2008
90 minutes
rated R
By Scott Mendelson
Even in this day and age, the art of animation is still considered something primarily for the amusement of families and children. Even the more artistically challenging cartoons, be they Pixar films like Wall-E, or Hayao Miyazaki epics like Spirited Away, are inherently appropriate for children. As a result of this self-imposed (American?) segregation, there is still something uniquely shocking about seeing realistic or graphic violence in animated form. Be it the heavy-metal carnage of Japanese anime, or the occasional lethal violence in 1990s cartoons like Batman: The Animated Series or Gargoyles, the act of killing and scenes of bloodshed are that much more pungent when displayed in a medium that is still primarily known for entertaining the youngest of audiences.
As a result of this mindset, the tragic, violent true-life tale that concerns Waltz with Bashir is rendered even more powerful in animated form than it would likely have in live-action. Ari Foleman’s film is technically described as an ‘animated documentary’, and the term fits well enough. The animated recreations of historical events are no less in keeping with the genre than something like The Thin Blue Line. If this were a live-action documentary, it would feel like any other war story, albeit with a more intriguing narrative that propels said historical docudrama. But in the realm of animation, the brutal, bloody violence feels like even more of a violation when depicted as, to put it bluntly, a cartoon.

The film takes shape in documentary form, alternating between first-person testimonials and flashbacks (animated recreations) of the events of Israel’s campaign against Lebanon, which was in response to an assassination attempt on Israel’s UK ambassador. For those who do not know the history, I will not divulge the secrets that Folman uncovers, but it is a morally complicated situation involving morality in wartime, the responsibilities of occupiers, and the notion of evil occurring via good sitting silent.

Instead the film makes an effort to create a surreal template of what it feels like to be inside a war, inside a battle zone, and thus inside the mind of a soldier.
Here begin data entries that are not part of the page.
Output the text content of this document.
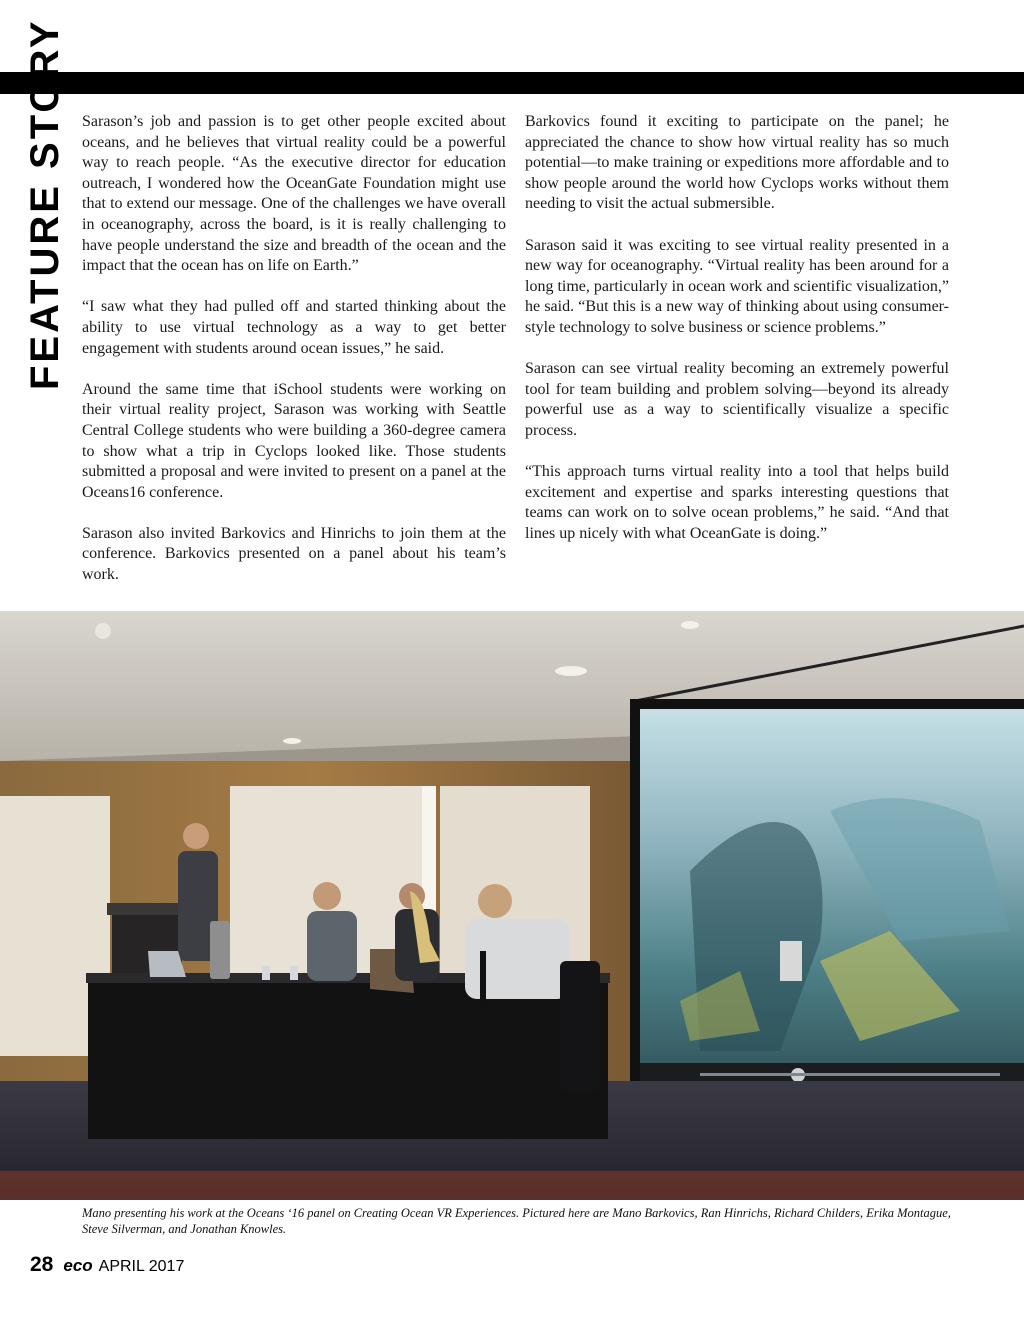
FEATURE STORY Sarason’s job and passion is to get other people excited about oceans, and he believes that virtual reality could be a powerful way to reach people. “As the executive director for education outreach, I wondered how the OceanGate Foundation might use that to extend our message. One of the challenges we have overall in oceanography, across the board, is it is really challenging to have people understand the size and breadth of the ocean and the impact that the ocean has on life on Earth.”

“I saw what they had pulled off and started thinking about the ability to use virtual technology as a way to get better engagement with students around ocean issues,” he said.

Around the same time that iSchool students were working on their virtual reality project, Sarason was working with Seattle Central College students who were building a 360-degree camera to show what a trip in Cyclops looked like. Those students submitted a proposal and were invited to present on a panel at the Oceans16 conference.

Sarason also invited Barkovics and Hinrichs to join them at the conference. Barkovics presented on a panel about his team’s work.

Barkovics found it exciting to participate on the panel; he appreciated the chance to show how virtual reality has so much potential—to make training or expeditions more affordable and to show people around the world how Cyclops works without them needing to visit the actual submersible.

Sarason said it was exciting to see virtual reality presented in a new way for oceanography. “Virtual reality has been around for a long time, particularly in ocean work and scientific visualization,” he said. “But this is a new way of thinking about using consumer-style technology to solve business or science problems.”

Sarason can see virtual reality becoming an extremely powerful tool for team building and problem solving—beyond its already powerful use as a way to scientifically visualize a specific process.

“This approach turns virtual reality into a tool that helps build excitement and expertise and sparks interesting questions that teams can work on to solve ocean problems,” he said. “And that lines up nicely with what OceanGate is doing.”

Mano presenting his work at the Oceans ‘16 panel on Creating Ocean VR Experiences. Pictured here are Mano Barkovics, Ran Hinrichs, Richard Childers, Erika Montague, Steve Silverman, and Jonathan Knowles.
28 eco APRIL 2017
Ironically, the animated medium lends this footage a bizarre emotional realism that would not be as effective in live-action. The film is ultimately about the madness of war, and the madness that occurs in a combat zone. Not a new idea to be sure, but the stark drawings and vivid images make this timeworn cliché into something new and stunning. While animation often has the ability to show us things we’ve never seen before, it also has the ability to take old images and older stories and render them strikingly raw and blindly fresh. Waltz with Bashir acknowledges that war is hell, and then proceeds to give us a first-person view of that very unique form of purgatory, as well as the guilt and self-recrimination that comes from surviving it.